There have been noble efforts by musicians to stay connected with their fans. Erykah Badu did a "Bedroom Concert" series where fans could pick her setlist and where they wanted her to perform in her house. Goldfinger released several live quarantine performances, jamming out to their classic tunes remotely.

Those virtual shows are no substitute for going on the road and touring, though. The opportunity to sell merch or upsell other concert experiences is almost non-existent. And that's a significant portion of revenue for a majority of artists. We don't know when live music will return to normal or if it ever will. Why not take a large sum of money now?

Ample tax benefits

Perhaps the most intriguing reason musicians may sell their catalogs: they're privy to a special tax rate on self-created works. Musicians owe 20 percent in capital gains tax rates on their music. That includes album sales, streaming, licensing, and any other royalty income. If they had to pay ordinary tax rates, a musician could be taxed up to 37 percent on their earnings.  

Musicians are the only artists that can save with this special tax rate.
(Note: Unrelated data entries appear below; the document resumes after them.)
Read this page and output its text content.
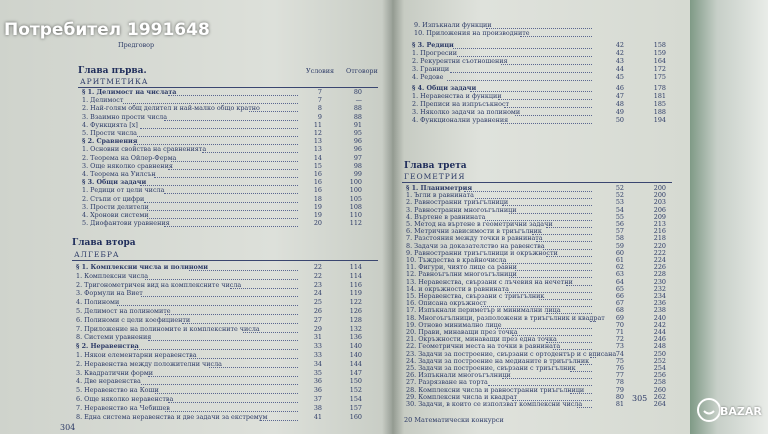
Предговор
Условия Отговори
Глава първа.
АРИТМЕТИКА
§ 1. Делимост на числата	7	80
1. Делимост	7	—
2. Най-голям общ делител и най-малко общо кратно	8	88
3. Взаимно прости числа	9	88
4. Функцията [x]	11	91
5. Прости числа	12	95
§ 2. Сравнения	13	96
1. Основни свойства на сравненията	13	96
2. Теорема на Ойлер-Ферма	14	97
3. Още няколко сравнения	15	98
4. Теорема на Уилсън	16	99
§ 3. Общи задачи	16	100
1. Редици от цели числа	16	100
2. Стъпи от цифри	18	105
3. Прости делители	19	108
4. Хронови системи	19	110
5. Диофантови уравнения	20	112
Глава втора
АЛГЕБРА
§ 1. Комплексни числа и полиноми	22	114
1. Комплексни числа	22	114
2. Тригонометричен вид на комплексните числа	23	116
3. Формули на Виет	24	119
4. Полиноми	25	122
5. Делимост на полиномите	26	126
6. Полиноми с цели коефициенти	27	128
7. Приложение на полиномите и комплексните числа	29	132
8. Системи уравнения	31	136
§ 2. Неравенства	33	140
1. Някои елементарни неравенства	33	140
2. Неравенства между положителни числа	34	144
3. Квадратични форми	35	147
4. Две неравенства	36	150
5. Неравенство на Коши	36	152
6. Още няколко неравенства	37	154
7. Неравенство на Чебишев	38	157
8. Една система неравенства и две задачи за екстремум	41	160
304
9. Изпъкнали функции
10. Приложения на производните
§ 3. Редици	42	158
1. Прогресии	42	159
2. Рекурентни съотношения	43	164
3. Граници	44	172
4. Редове	45	175
§ 4. Общи задачи	46	178
1. Неравенства и функции	47	181
2. Преписи на изпръсъкност	48	185
3. Няколко задачи за полиноми	49	188
4. Функционални уравнения	50	194
Глава трета
ГЕОМЕТРИЯ
§ 1. Планиметрия	52	200
1. Ъгли в равнината	52	200
2. Равностранни триъгълници	53	203
3. Равностранни многоъгълници	54	206
4. Въртене в равнината	55	209
5. Метод на въртене в геометрични задачи	56	213
6. Метрични зависимости в триъгълник	57	216
7. Разстояния между точки в равнината	58	218
8. Задачи за доказателство на равенства	59	220
9. Равностранни триъгълници и окръжности	60	222
10. Тъждества в крайночисла	61	224
11. Фигури, чиято лице са равни	62	226
12. Равноъгълни многоъгълници	63	228
13. Неравенства, свързани с лъчевия на нечетни	64	230
14. и окръжности в равнината	65	232
15. Неравенства, свързани с триъгълник	66	234
16. Описана окръжност	67	236
17. Изпъкнали периметър и минимални лица	68	238
18. Многоъгълници, разположени в триъгълник и квадрат	69	240
19. Отново минимално лице	70	242
20. Прави, минаващи през точка	71	244
21. Окръжности, минаващи през една точка	72	246
22. Геометрични места на точки в равнината	73	248
23. Задачи за построение, свързани с ортодентър и с вписана 74	250
24. Задачи за построение на медианите в триъгълник	75	252
25. Задачи за построение, свързани с триъгълник	76	254
26. Изпъкнали многоъгълници	77	256
27. Разрязване на торта	78	258
28. Комплексни числа и равностранни триъгълници	79	260
29. Комплексни числа и квадрат	80	262
30. Задачи, в които се използват комплексни числа	81	264
305
20 Математически конкурси
Потребител 1991648
BAZAR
Filmmakers, painters, and video game creators have to pay ordinary income tax rates on sales and royalties.

Let's go back to the Dylan example. If his catalog sold for $300 million, a 20 percent tax rate would be $60 million. At 37 percent, Dylan would owe $111 million in taxes, or $51 million more. And if his catalog sold on the high end of the reported range, the savings are even more substantial.

At a $400 million sale, a 20 percent tax rate would cost Dylan $80 million. If he owed ordinary income tax, that payment would balloon to $148 million. Dylan would walk away with between $240 and $320 million thanks to the capital gains tax rate, saving between $51 million and $68 million in taxes.

Some artists can save even more. If they reside in a state with no income tax, such as Texas, Florida, or Nevada, they won't owe additional taxes on their recordings. They can also sell their catalogs through a trust in one of those states and save on taxes that way. If Dylan, who has long resided in California, went this route, he could save another $42 million.  

We don't know what the future holds, but it's likely Joe Biden may increase taxes for the wealthy, increasing the top tax rate to 39.6 percent. The government may also entirely remove this allowance for musicians to sell their work; some Republicans tried to make that happen in 2017 before changing their minds. 

With all that looming uncertainty, several artists are trying to strike while the iron—and money—is hot. In Dylan's case, he could save well north of $90 million. Those savings may not all be there in the coming months and years. 

Still, we're likely to see more artists selling their catalogs, whether it's a full sale or only a portion of their music. There are plenty of hungry buyers, and smaller investors can get a piece of the pie through platforms like Royalty Exchange, which auctions off catalog listings from various artists.

As the music landscape continues to evolve, there's plenty to keep an eye on – and it will be fascinating to watch it all unfold.